From the Series
As many as one in nine children in rural Zambia die of preventable causes like dehydration and diarrhoea. This is 16 times higher than the average for developed regions, which is one child for every 152. These deaths could be avoided if Zambian children had access to life-saving medicines. It is for this reason that UK-based non-profit, ColaLife, questions why Coca-Cola seems to get everywhere in developing countries, yet essential medicines don’t.
ColaLife, a non-profit organisation, was founded in 2008 and was based on the thought that if a movement could emulate the distribution strategy of Coca-Cola, they could potentially send life-saving treatments like ORS and Zinc to the most remote areas of the world.
Simon and Jane Berry, a couple involved in British aid work, asked Coca-Cola to remove a bottle from selected crates and add a pod of the life-saving treatments. This idea evolved after Jane suggested a wedge-shaped pod that fits in the unused space between the necks of the bottles in a Coca-Cola crate: the aidpod package. The idea gained momentum in 2011 and design consultancy PI Global designed a container small enough to occupy the unused space between Coca-Cola bottles inside crates.

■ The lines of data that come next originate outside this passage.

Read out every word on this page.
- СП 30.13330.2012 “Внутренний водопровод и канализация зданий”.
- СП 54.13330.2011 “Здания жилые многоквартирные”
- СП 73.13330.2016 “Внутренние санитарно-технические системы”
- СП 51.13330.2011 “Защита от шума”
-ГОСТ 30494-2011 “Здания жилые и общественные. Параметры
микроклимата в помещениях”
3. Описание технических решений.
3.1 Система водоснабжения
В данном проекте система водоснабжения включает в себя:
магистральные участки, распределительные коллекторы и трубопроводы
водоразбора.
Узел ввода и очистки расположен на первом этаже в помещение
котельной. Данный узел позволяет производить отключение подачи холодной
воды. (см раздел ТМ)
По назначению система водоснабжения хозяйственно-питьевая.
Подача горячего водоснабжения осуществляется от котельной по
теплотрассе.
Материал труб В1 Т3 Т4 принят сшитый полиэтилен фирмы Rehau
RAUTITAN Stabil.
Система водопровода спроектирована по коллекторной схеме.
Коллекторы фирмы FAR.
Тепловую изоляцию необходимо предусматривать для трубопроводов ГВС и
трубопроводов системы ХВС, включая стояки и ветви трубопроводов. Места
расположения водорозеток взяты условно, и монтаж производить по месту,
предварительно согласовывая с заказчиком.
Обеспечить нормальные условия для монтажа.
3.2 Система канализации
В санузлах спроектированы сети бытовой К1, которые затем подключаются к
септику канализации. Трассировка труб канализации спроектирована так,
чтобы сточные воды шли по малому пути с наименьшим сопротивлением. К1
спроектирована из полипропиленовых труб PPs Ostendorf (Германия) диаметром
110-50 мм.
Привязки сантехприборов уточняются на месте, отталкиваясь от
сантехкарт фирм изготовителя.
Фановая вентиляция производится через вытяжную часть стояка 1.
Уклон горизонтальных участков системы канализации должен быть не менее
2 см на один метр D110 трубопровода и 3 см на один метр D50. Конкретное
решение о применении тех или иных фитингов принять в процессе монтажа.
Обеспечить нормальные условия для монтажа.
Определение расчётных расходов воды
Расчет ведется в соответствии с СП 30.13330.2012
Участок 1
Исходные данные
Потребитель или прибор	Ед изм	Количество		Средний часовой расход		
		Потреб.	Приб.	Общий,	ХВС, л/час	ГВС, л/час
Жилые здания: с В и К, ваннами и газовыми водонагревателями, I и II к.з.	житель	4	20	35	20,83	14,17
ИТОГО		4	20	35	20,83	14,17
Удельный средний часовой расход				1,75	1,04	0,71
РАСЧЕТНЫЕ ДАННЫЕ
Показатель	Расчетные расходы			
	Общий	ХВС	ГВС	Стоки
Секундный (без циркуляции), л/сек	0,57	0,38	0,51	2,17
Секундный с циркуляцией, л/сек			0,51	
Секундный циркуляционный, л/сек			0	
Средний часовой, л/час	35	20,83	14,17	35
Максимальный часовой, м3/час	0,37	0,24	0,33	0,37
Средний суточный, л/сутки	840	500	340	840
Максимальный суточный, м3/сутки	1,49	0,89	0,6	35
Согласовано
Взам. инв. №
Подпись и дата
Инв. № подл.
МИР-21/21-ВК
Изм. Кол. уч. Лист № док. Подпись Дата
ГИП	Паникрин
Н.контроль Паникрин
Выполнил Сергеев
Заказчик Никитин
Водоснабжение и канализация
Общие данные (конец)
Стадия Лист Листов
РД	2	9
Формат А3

After trials and multiple pilot projects, the initiative coined the Kit Yamoyo anti-diarrhoea kit. The kit comes in two commercial formats, the Screw-top and the Flexi-pack. Both formats contain soap to encourage hand-washing, a blister pack of zinc tablets, and small format sachets of oral rehydration salts (ORS). The packaging is designed to measure water and it comes with an instruction leaflet.
“We have had great success, through design, in increasing the adherence to the correct mixing of ORS and through this blister pack design we expect to increase adherence to the correct Zinc regime (10 days).”
ColaLife plans to scale-up the project in the next four to five years by supporting local partners in Zambia as they expand access to the Kit Yamoyo designs. “Together, we are applying what we learnt about market-based distribution, and learning about what works (and what doesn’t) in the ‘real world’.”